The Heart Collector follows a boy who wakes up in the ruins of a castle. He is the Heart Collector, the Bringer, who is cursed to return every one hundred years to find the heart that will wake up his father and this time, the girl he finds seems like she might be the one.

Mully No-Hands follows a baby boy who was born to a beautiful woman and a wealthy man and who was destined to always live a fairy-tale life. He is adored, envied and wants nothing. But not every fairy tale ends with happily ever after.

==Principal characters==

- Twylla - the main protagonist of the first book.
- Merek - the prince who is engaged to Twylla.
- Lief - the new guard who Twylla falls for in The Sin Eater's Daughter.
- The Queen - the villain in the first novel.
- The Sleeping Prince - the main villain of the trilogy.
- Errin - the main protagonist in the sequel, The Sleeping Prince, who is Lief's sister.
- Silas - the mysterious man who vows to protect Errin in The Sleeping Prince.

== Television adaptation ==
In April 2016 the independent television company Little Island optioned the Sin Eater's Daughter trilogy with the intent to adapt it for television.

==Reception==
The New York Times praised the first book in the series for its "well-imagined fantasy world". Common Sense Media rated The Sin Eater's Daughter at three out of five stars, commenting that the book's writing was strong.
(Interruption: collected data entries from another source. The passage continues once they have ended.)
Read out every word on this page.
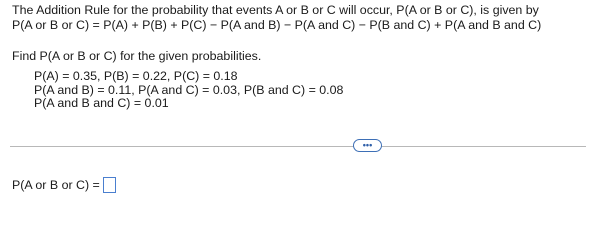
The Addition Rule for the probability that events A or B or C will occur, P(A or B or C), is given by
P(A or B or C) = P(A) + P(B) + P(C) − P(A and B) − P(A and C) − P(B and C) + P(A and B and C)
Find P(A or B or C) for the given probabilities.
P(A) = 0.35, P(B) = 0.22, P(C) = 0.18
P(A and B) = 0.11, P(A and C) = 0.03, P(B and C) = 0.08
P(A and B and C) = 0.01
•••
P(A or B or C) =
Publishers Weekly also praised the writing and Salisbury's talent for worldbuilding as the world is full of 'shiver-inducing legends, original customs and political and religious debates. Book Trust called The Sin Eater's Daughter a 'delicious read' with an ending that will leave readers begging for the sequel. Kirkus referred to The Sin Eater's Daughter as a 'slow but satisfying read' with great emotion and depth.

The Sin Eater's Daughter has received a number of nominations for awards and prizes such as the Carnegie Medal 2015, the North East Book Awards 2015, The Bookseller YA Book Prize 2015, the Branford Boase 2015 and the Waterstones Children's Book Award 2015. It was also included in the YA categories in both The Bouchercon Antony Awards 2015 and the American Mystery Writer's Association Edgar Awards 2015.

MuggleNet reviewed the trilogy's second book, The Sleeping Prince, favorably and wrote that they enjoyed the book's heroine Errin.